「自分が知らない世界」を意識する
ネット上の記事「ガラパイア」に以下の記述がありました。
ダニングとクルーガーは、ある特定のスキルに関して能力のない人は「自らのスキルの欠如」「他者の本物のスキル」「自らのスキル不足の程度」が認識できないと主張した。これはある意味当然のことで、例をあげると自分が文法をどの程度知っているかを認識するには、その文法に精通している必要があり能力のない人にはそもそもそれができないので自分の能力も客観的に判断できない。しかし、この現象で興味深いのは能力がないことによって人はうろたえたり困惑したりするのではなく、むしろ不適当なほどの自信に満ちあふれていることだという。(略)情報過多の現代社会でダニング=クルーガー効果のワナに陥らないようにするにはどうすればいいのだろうか?ダニングは1つには常に自分の中にあえて反論するもうひとりの自分を持つことが有効だと語る。自分がしばしば到達しやすい結論は見当違いではないのか自分は間違ってはいないか自問すること。そして「知らない」と認めることは実は失敗ではなく成功への道筋かもしれないことを知ることだという。

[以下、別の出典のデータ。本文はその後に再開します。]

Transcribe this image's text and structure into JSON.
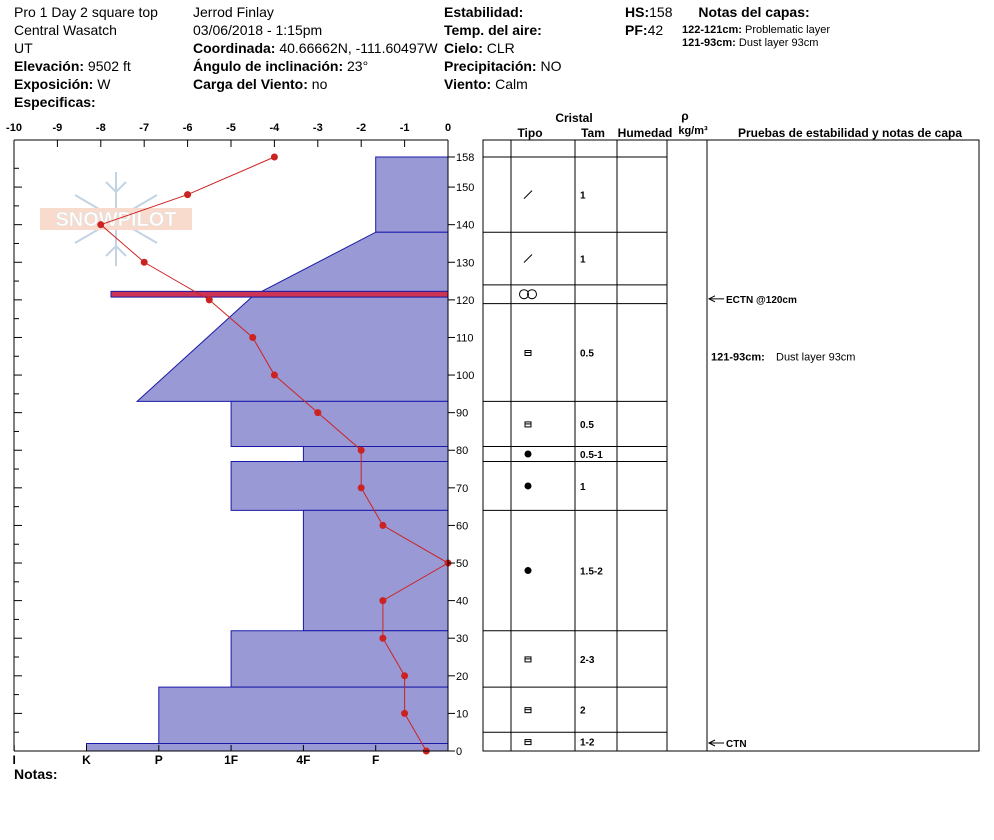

あえて反論するもうひとりの自分をもつことを講学上「弁証法」と言います。知性とは自分が知らない世界のことを意識して自分が知っている世界の立ち位置をマッピングできる頭脳の構えのことです。これを下敷きにして言えば弁護士も自分が知らない世界を認識し「自分は見当違いではないのか?間違っているのではないか?」と自問することが不可欠です。世間には知性がないことによってうろたえたり困惑したりするのではなく自信に満ちあふれた人がいます。しかしながら難しい問題は誰にとっても難しいのです。難しい問題に直面したときの「自信満々さ」とその人の「知性」は反比例すると私は感じます。弁護士も知的な謙虚さを身に付けましょう。